André Michaux Activity Box
During the Colonial Era (1492 – 1776), powerful European nations were transfixed on the pursuit of colonies. Admittedly, the primary motive was economic gain, along with a lust for imperial prowess. However, a sub-motive or perhaps secondary interest was scientific curiosity. At that time, science was referred to as “Natural Philosophy” and consisted of modern fields such as botany, geology, and astronomy. While scientists themselves were interested in pushing the bounds of knowledge, the monarchs and joint stock companies wanted to use the scientist’s interest to increase the output of their colonies. Geologists could provide soil and rock information leading to the discovery of precious metals. Astronomers were able to improve navigation.

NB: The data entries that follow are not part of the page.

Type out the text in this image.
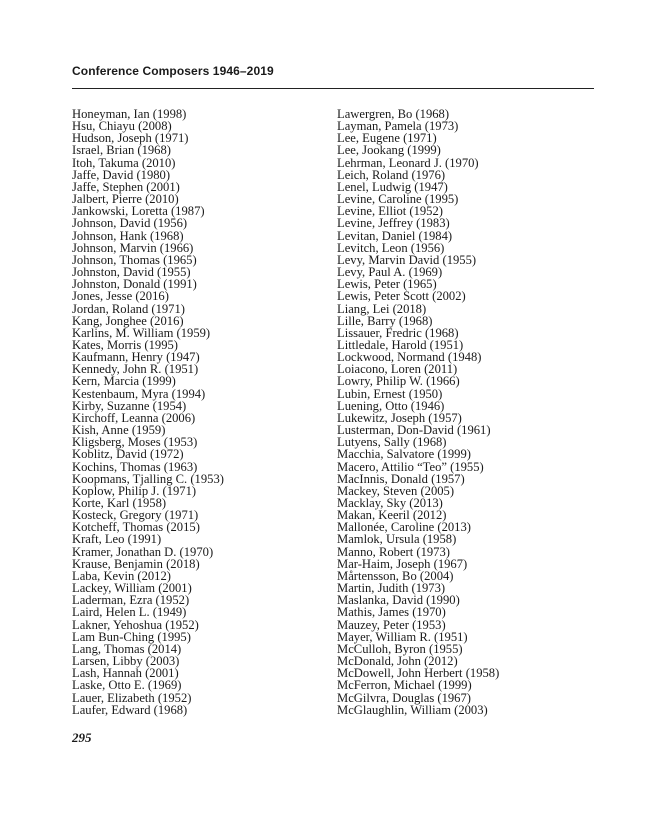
Conference Composers 1946–2019
Honeyman, Ian (1998)
Hsu, Chiayu (2008)
Hudson, Joseph (1971)
Israel, Brian (1968)
Itoh, Takuma (2010)
Jaffe, David (1980)
Jaffe, Stephen (2001)
Jalbert, Pierre (2010)
Jankowski, Loretta (1987)
Johnson, David (1956)
Johnson, Hank (1968)
Johnson, Marvin (1966)
Johnson, Thomas (1965)
Johnston, David (1955)
Johnston, Donald (1991)
Jones, Jesse (2016)
Jordan, Roland (1971)
Kang, Jonghee (2016)
Karlins, M. William (1959)
Kates, Morris (1995)
Kaufmann, Henry (1947)
Kennedy, John R. (1951)
Kern, Marcia (1999)
Kestenbaum, Myra (1994)
Kirby, Suzanne (1954)
Kirchoff, Leanna (2006)
Kish, Anne (1959)
Kligsberg, Moses (1953)
Koblitz, David (1972)
Kochins, Thomas (1963)
Koopmans, Tjalling C. (1953)
Koplow, Philip J. (1971)
Korte, Karl (1958)
Kosteck, Gregory (1971)
Kotcheff, Thomas (2015)
Kraft, Leo (1991)
Kramer, Jonathan D. (1970)
Krause, Benjamin (2018)
Laba, Kevin (2012)
Lackey, William (2001)
Laderman, Ezra (1952)
Laird, Helen L. (1949)
Lakner, Yehoshua (1952)
Lam Bun-Ching (1995)
Lang, Thomas (2014)
Larsen, Libby (2003)
Lash, Hannah (2001)
Laske, Otto E. (1969)
Lauer, Elizabeth (1952)
Laufer, Edward (1968)
Lawergren, Bo (1968)
Layman, Pamela (1973)
Lee, Eugene (1971)
Lee, Jookang (1999)
Lehrman, Leonard J. (1970)
Leich, Roland (1976)
Lenel, Ludwig (1947)
Levine, Caroline (1995)
Levine, Elliot (1952)
Levine, Jeffrey (1983)
Levitan, Daniel (1984)
Levitch, Leon (1956)
Levy, Marvin David (1955)
Levy, Paul A. (1969)
Lewis, Peter (1965)
Lewis, Peter Scott (2002)
Liang, Lei (2018)
Lille, Barry (1968)
Lissauer, Fredric (1968)
Littledale, Harold (1951)
Lockwood, Normand (1948)
Loiacono, Loren (2011)
Lowry, Philip W. (1966)
Lubin, Ernest (1950)
Luening, Otto (1946)
Lukewitz, Joseph (1957)
Lusterman, Don-David (1961)
Lutyens, Sally (1968)
Macchia, Salvatore (1999)
Macero, Attilio “Teo” (1955)
MacInnis, Donald (1957)
Mackey, Steven (2005)
Macklay, Sky (2013)
Makan, Keeril (2012)
Mallonée, Caroline (2013)
Mamlok, Ursula (1958)
Manno, Robert (1973)
Mar-Haim, Joseph (1967)
Mårtensson, Bo (2004)
Martin, Judith (1973)
Maslanka, David (1990)
Mathis, James (1970)
Mauzey, Peter (1953)
Mayer, William R. (1951)
McCulloh, Byron (1955)
McDonald, John (2012)
McDowell, John Herbert (1958)
McFerron, Michael (1999)
McGilvra, Douglas (1967)
McGlaughlin, William (2003)
295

Botanists could improve agricultural production and discover plants that could be useful to the mother country.
André Michaux was one of the many botanists that came to America to study the wealth of plant life. He was sent by Louis XVI of France in 1785 to explore and send back useful specimens. Michaux traveled throughout eastern North America, from Florida into Quebec. He discovered several new species and eventually composed two very influential guides, Histoire des chênes de l’Amérique septentrionale (1801) and Flora Boreali-Americana (2 vols., 1803). In 1796, Michaux was forced to return to France, but he left his legacy through the recognition of the unique fauna of the eastern United States.
How André Michaux Relates to Tipton-Haynes
In Michaux’s travels from 1785-1796, he often was a guest in the homes of local residents. One such local was Colonel John Tipton. In fact, Michaux was a guest on two separate occasions. He spent the night with Colonel Tipton on May 14, 1795 and March 20, 1796. He recorded numerous spring wildflowers around the Tipton home and remarked that the nearby mountains were covered in bloodroot, spring beauty, and trout lily.
Students will learn about the life, travels, and discoveries of André Michaux. A brief focus of Michaux’s stay and study of Colonel John Tipton’s property will be discussed. Along with learning about Michaux, students will learn how science (especially botany) was evolving during the European expansion of the Colonial Era. After a background discussion, students will analysis replica artifacts that Michaux and other botanists would have carried with them during the eighteenth century. Study of local plant life will be conducted in one of two ways. First, students will explore the Tipton-Haynes nature trail and discover and discuss the local and invasive plant life of the site. Secondly, students can play the André Michaux Bingo game that will allow students to visually learn about the plants that Michaux discovered.